Show that if $N$ is a connected, non-compact, orientable $n$-dimensional manifold, then $H_{n}(N; \mathbb{Z}) = 0$.
I got the following hint (which I was also asked to prove):
$H_{n}(N; \mathbb{Z}) \cong H_{c}^{0}(N; \mathbb{Z})$ and $H_{c}^{0}(N; \mathbb{Z})$ is the kernel of $\delta\colon C_{c}^{0}(N; \mathbb{Z}) \rightarrow C_{c}^{1}(N; \mathbb{Z}),$ which is generated by constant functions.
Then I was asked which constant functions have compact support.
Could anyone help me in proving the hint please, and tell me which constant functions have compact support?
Any other hints for the main problem will be greatly appreciated.
I will give some further hints and outlines while trying to still leave some work for you. (All coefficients are in $\mathbb{Z}$.)
First, $H_n(N) \cong H_c^0(N)$ by Poincare Duality (here we use orientability).
Since there are no coboundaries in degree $0$, $H^0_c(N) = ker(\delta)$.
So what is $ker(\delta)$? Describing it depends on the specific version of cohomology you're working with, but here's how it looks for singular cohomology. Recall that $C_0(N)$ is the free abelian group generated by all functions $\sigma_0\colon\Delta^0 \to N$, and that $C^0(N)= Hom(C_0(N),\mathbb{Z})$ and so in particular $\varphi\in C^0(N)$ is determined by a (not necessarily continuous) function $N\to \mathbb{Z}$. The coboundary $\delta(\varphi) \in C^1(N)$ is defined by assigning to any $1$-simplex $\sigma_1\colon \Delta^1 \to N$ the value $\varphi(\partial_1\sigma_1) - \varphi(\partial_0\sigma_1)$. What does this tell you if $\delta(\varphi) = 0$? (Hint: since we've assumed $N$ is connected and every manifold is locally-path connected it follows that $N$ is path connected. Also note that this argument doesn't depend on the support of $\varphi$, indeed both $H^0(N)$ and $H^0_c(N)$ are generated by constant functions.)

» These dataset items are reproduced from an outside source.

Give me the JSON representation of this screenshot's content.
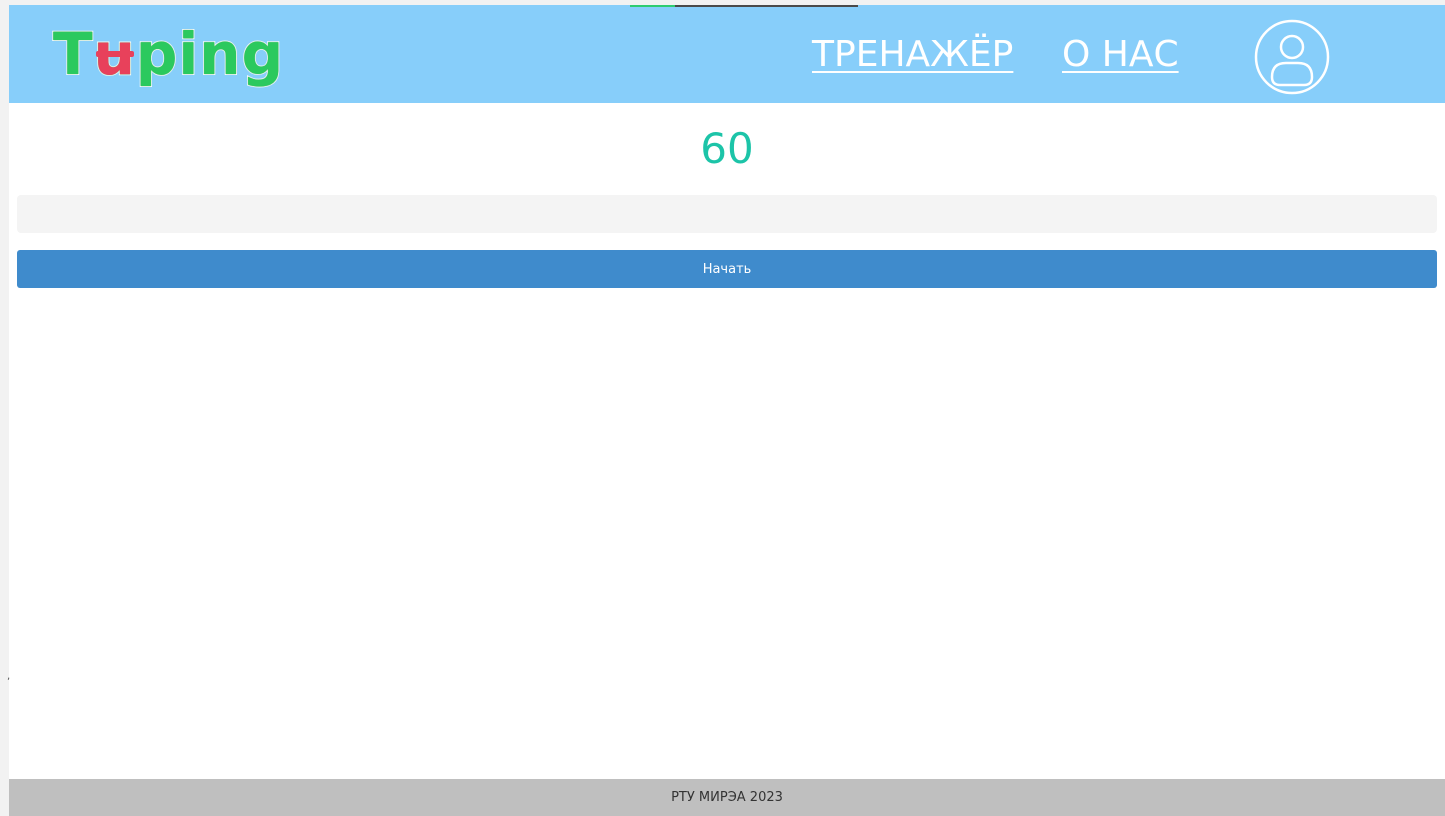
{
  "header": {
    "logo": {
      "part1": "T",
      "part2": "u",
      "part3": "ping"
    },
    "nav": {
      "trainer_label": "ТРЕНАЖЁР",
      "about_label": "О НАС"
    },
    "profile_icon": "user-circle-icon"
  },
  "main": {
    "timer_value": "60",
    "text_input": {
      "value": "",
      "placeholder": ""
    },
    "start_button_label": "Начать"
  },
  "footer": {
    "text": "РТУ МИРЭА 2023"
  },
  "colors": {
    "header_bg": "#87cefa",
    "logo_green": "#2bc95e",
    "logo_red": "#e8415b",
    "timer": "#1cc4a8",
    "button_bg": "#3f8bcc",
    "footer_bg": "#bfbfbf"
  }
}
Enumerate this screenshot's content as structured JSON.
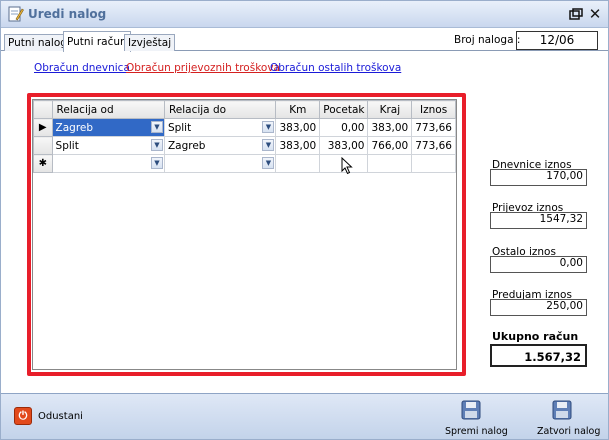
{
  "window": {
    "title": "Uredi nalog"
  },
  "tabs": [
    {
      "label": "Putni nalog"
    },
    {
      "label": "Putni račun"
    },
    {
      "label": "Izvještaj"
    }
  ],
  "broj_naloga": {
    "label": "Broj naloga :",
    "value": "12/06"
  },
  "links": {
    "dnevnica": "Obračun dnevnica",
    "prijevozni": "Obračun prijevoznih troškova",
    "ostali": "Obračun ostalih troškova"
  },
  "colors": {
    "link_blue": "#1a1ad8",
    "link_red": "#d42020",
    "frame_red": "#e81e2a",
    "selection": "#3169c6"
  },
  "grid": {
    "columns": [
      "Relacija od",
      "Relacija do",
      "Km",
      "Pocetak",
      "Kraj",
      "Iznos"
    ],
    "rows": [
      {
        "indicator": "▶",
        "od": "Zagreb",
        "do": "Split",
        "km": "383,00",
        "pocetak": "0,00",
        "kraj": "383,00",
        "iznos": "773,66"
      },
      {
        "indicator": "",
        "od": "Split",
        "do": "Zagreb",
        "km": "383,00",
        "pocetak": "383,00",
        "kraj": "766,00",
        "iznos": "773,66"
      }
    ],
    "new_row_indicator": "✱"
  },
  "summary": {
    "dnevnice_label": "Dnevnice iznos",
    "dnevnice_value": "170,00",
    "prijevoz_label": "Prijevoz iznos",
    "prijevoz_value": "1547,32",
    "ostalo_label": "Ostalo iznos",
    "ostalo_value": "0,00",
    "predujam_label": "Predujam iznos",
    "predujam_value": "250,00",
    "ukupno_label": "Ukupno račun",
    "ukupno_value": "1.567,32"
  },
  "bottom": {
    "odustani": "Odustani",
    "spremi": "Spremi nalog",
    "zatvori": "Zatvori nalog"
  },
  "icons": [
    "document-edit-icon",
    "restore-icon",
    "close-icon",
    "power-icon",
    "floppy-save-icon",
    "dropdown-arrow-icon",
    "mouse-cursor-icon"
  ]
}
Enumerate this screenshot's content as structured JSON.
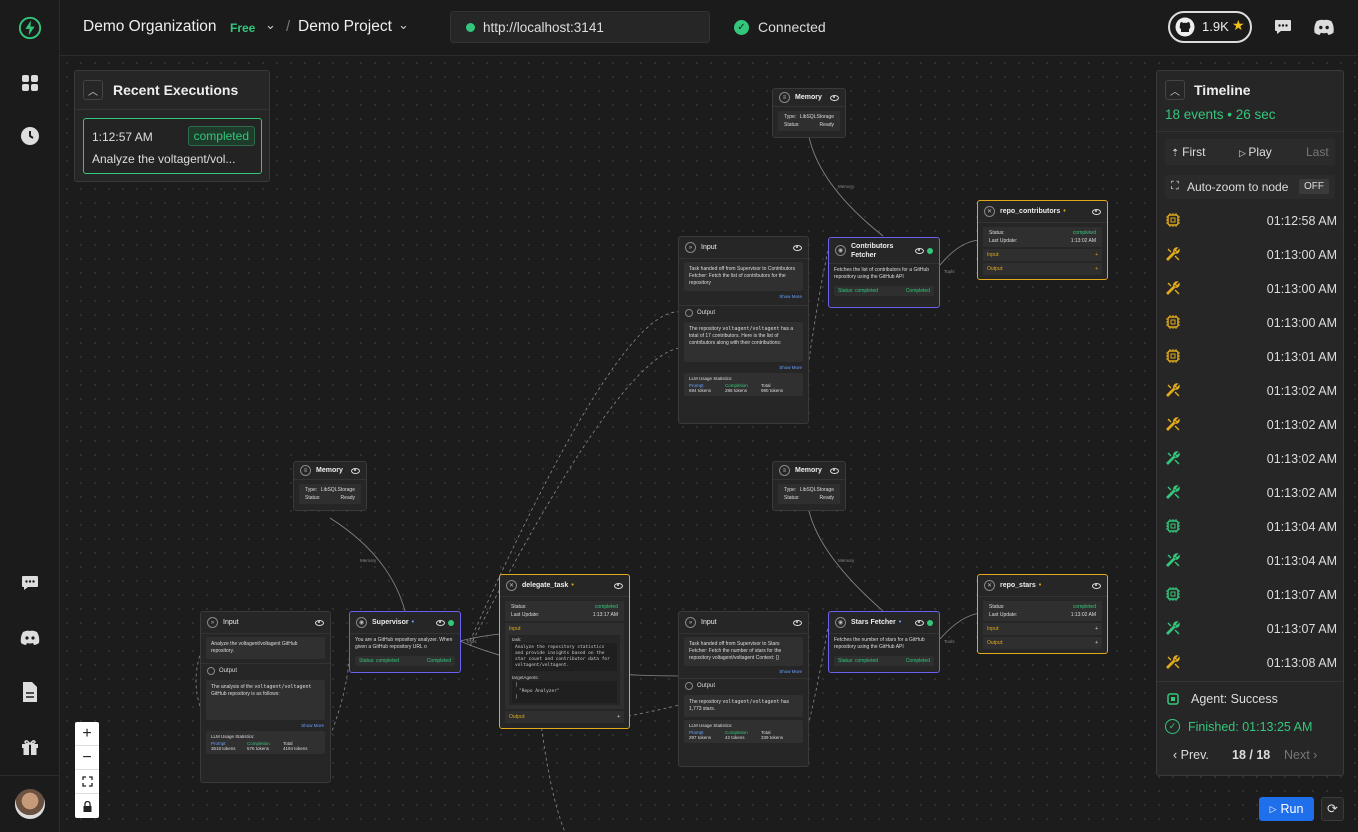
{
  "header": {
    "org_name": "Demo Organization",
    "org_badge": "Free",
    "separator": "/",
    "project_name": "Demo Project",
    "url": "http://localhost:3141",
    "connection_status": "Connected",
    "github_stars": "1.9K"
  },
  "sidebar": {
    "items": [
      {
        "name": "logo",
        "icon": "bolt-icon"
      },
      {
        "name": "dashboard",
        "icon": "grid-icon"
      },
      {
        "name": "history",
        "icon": "clock-icon"
      },
      {
        "name": "chat",
        "icon": "chat-icon"
      },
      {
        "name": "discord",
        "icon": "discord-icon"
      },
      {
        "name": "docs",
        "icon": "document-icon"
      },
      {
        "name": "gift",
        "icon": "gift-icon"
      }
    ]
  },
  "recent_executions": {
    "title": "Recent Executions",
    "item_time": "1:12:57 AM",
    "item_status": "completed",
    "item_text": "Analyze the voltagent/vol..."
  },
  "nodes": {
    "memory_top": {
      "title": "Memory",
      "type_label": "Type:",
      "type_value": "LibSQLStorage",
      "status_label": "Status:",
      "status_value": "Ready",
      "edge_label": "Memory"
    },
    "memory_left": {
      "title": "Memory",
      "type_label": "Type:",
      "type_value": "LibSQLStorage",
      "status_label": "Status:",
      "status_value": "Ready",
      "edge_label": "Memory"
    },
    "memory_mid": {
      "title": "Memory",
      "type_label": "Type:",
      "type_value": "LibSQLStorage",
      "status_label": "Status:",
      "status_value": "Ready",
      "edge_label": "Memory"
    },
    "contrib_io": {
      "input_title": "Input",
      "input_text": "Task handed off from Supervisor to Contributors Fetcher: Fetch the list of contributors for the repository",
      "show_more": "Show More",
      "output_title": "Output",
      "output_text_a": "The repository ",
      "output_code": "voltagent/voltagent",
      "output_text_b": " has a total of 17 contributors. Here is the list of contributors along with their contributions:",
      "output_show_more": "Show More",
      "stats_title": "LLM Usage Statistics:",
      "prompt_label": "Prompt",
      "prompt_value": "694 tokens",
      "completion_label": "Completion",
      "completion_value": "286 tokens",
      "total_label": "Total",
      "total_value": "980 tokens"
    },
    "contrib_agent": {
      "title": "Contributors Fetcher",
      "desc": "Fetches the list of contributors for a GitHub repository using the GitHub API",
      "status": "Status: completed",
      "status_right": "Completed",
      "tools_label": "Tools"
    },
    "repo_contributors": {
      "title": "repo_contributors",
      "status_label": "Status:",
      "status_value": "completed",
      "update_label": "Last Update:",
      "update_value": "1:13:02 AM",
      "input_label": "Input:",
      "output_label": "Output:"
    },
    "supervisor_io": {
      "input_title": "Input",
      "input_text": "Analyze the voltagent/voltagent GitHub repository.",
      "output_title": "Output",
      "output_text_a": "The analysis of the ",
      "output_code": "voltagent/voltagent",
      "output_text_b": " GitHub repository is as follows:",
      "show_more": "Show More",
      "stats_title": "LLM Usage Statistics:",
      "prompt_label": "Prompt",
      "prompt_value": "3618 tokens",
      "completion_label": "Completion",
      "completion_value": "576 tokens",
      "total_label": "Total",
      "total_value": "4194 tokens"
    },
    "supervisor": {
      "title": "Supervisor",
      "desc": "You are a GitHub repository analyzer. When given a GitHub repository URL o",
      "status": "Status: completed",
      "status_right": "Completed",
      "tools_label": "Tools"
    },
    "delegate_task": {
      "title": "delegate_task",
      "status_label": "Status:",
      "status_value": "completed",
      "update_label": "Last Update:",
      "update_value": "1:13:17 AM",
      "input_label": "Input:",
      "task_label": "task:",
      "task_text": "Analyze the repository statistics and provide insights based on the star count and contributor data for voltagent/voltagent.",
      "target_label": "targetAgents:",
      "target_open": "[",
      "target_value": "\"Repo Analyzer\"",
      "target_close": "]",
      "output_label": "Output:"
    },
    "stars_io": {
      "input_title": "Input",
      "input_text": "Task handed off from Supervisor to Stars Fetcher: Fetch the number of stars for the repository voltagent/voltagent Context: {}",
      "show_more": "Show More",
      "output_title": "Output",
      "output_text_a": "The repository ",
      "output_code": "voltagent/voltagent",
      "output_text_b": " has 1,773 stars.",
      "stats_title": "LLM Usage Statistics:",
      "prompt_label": "Prompt",
      "prompt_value": "297 tokens",
      "completion_label": "Completion",
      "completion_value": "42 tokens",
      "total_label": "Total",
      "total_value": "339 tokens"
    },
    "stars_agent": {
      "title": "Stars Fetcher",
      "desc": "Fetches the number of stars for a GitHub repository using the GitHub API",
      "status": "Status: completed",
      "status_right": "Completed",
      "tools_label": "Tools"
    },
    "repo_stars": {
      "title": "repo_stars",
      "status_label": "Status:",
      "status_value": "completed",
      "update_label": "Last Update:",
      "update_value": "1:13:02 AM",
      "input_label": "Input:",
      "output_label": "Output:"
    }
  },
  "timeline": {
    "title": "Timeline",
    "summary": "18 events • 26 sec",
    "first_label": "First",
    "play_label": "Play",
    "last_label": "Last",
    "autozoom_label": "Auto-zoom to node",
    "autozoom_value": "OFF",
    "events": [
      {
        "icon": "chip-icon",
        "color": "#e0a91b",
        "time": "01:12:58 AM"
      },
      {
        "icon": "tool-icon",
        "color": "#e0a91b",
        "time": "01:13:00 AM"
      },
      {
        "icon": "tool-icon",
        "color": "#e0a91b",
        "time": "01:13:00 AM"
      },
      {
        "icon": "chip-icon",
        "color": "#e0a91b",
        "time": "01:13:00 AM"
      },
      {
        "icon": "chip-icon",
        "color": "#e0a91b",
        "time": "01:13:01 AM"
      },
      {
        "icon": "tool-icon",
        "color": "#e0a91b",
        "time": "01:13:02 AM"
      },
      {
        "icon": "tool-icon",
        "color": "#e0a91b",
        "time": "01:13:02 AM"
      },
      {
        "icon": "tool-icon",
        "color": "#34c77b",
        "time": "01:13:02 AM"
      },
      {
        "icon": "tool-icon",
        "color": "#34c77b",
        "time": "01:13:02 AM"
      },
      {
        "icon": "chip-icon",
        "color": "#34c77b",
        "time": "01:13:04 AM"
      },
      {
        "icon": "tool-icon",
        "color": "#34c77b",
        "time": "01:13:04 AM"
      },
      {
        "icon": "chip-icon",
        "color": "#34c77b",
        "time": "01:13:07 AM"
      },
      {
        "icon": "tool-icon",
        "color": "#34c77b",
        "time": "01:13:07 AM"
      },
      {
        "icon": "tool-icon",
        "color": "#e0a91b",
        "time": "01:13:08 AM"
      }
    ],
    "agent_status": "Agent: Success",
    "finished": "Finished: 01:13:25 AM",
    "prev_label": "Prev.",
    "page": "18 / 18",
    "next_label": "Next"
  },
  "controls": {
    "zoom_in": "+",
    "zoom_out": "−",
    "run_label": "Run"
  },
  "colors": {
    "accent_green": "#34c77b",
    "accent_gold": "#e0a91b",
    "accent_blue": "#6a5ff0",
    "run_blue": "#1f6feb"
  }
}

Now how does this solve the problem? Suppose $N$ is non-compact and let $\varphi\in H^0_c(N)$ be a cocycle, so in particular it is constant. By definition there is a compact $K\subset N$ such that $\varphi(\sigma_0) = 0$ for any $\sigma_0\colon \Delta^0\to N$ whose image is not in $K$, so if $N$ is not compact then the set of points where $\varphi$ vanishes is not empty. Since $\varphi$ is constant, of course that means it is the $0$ function.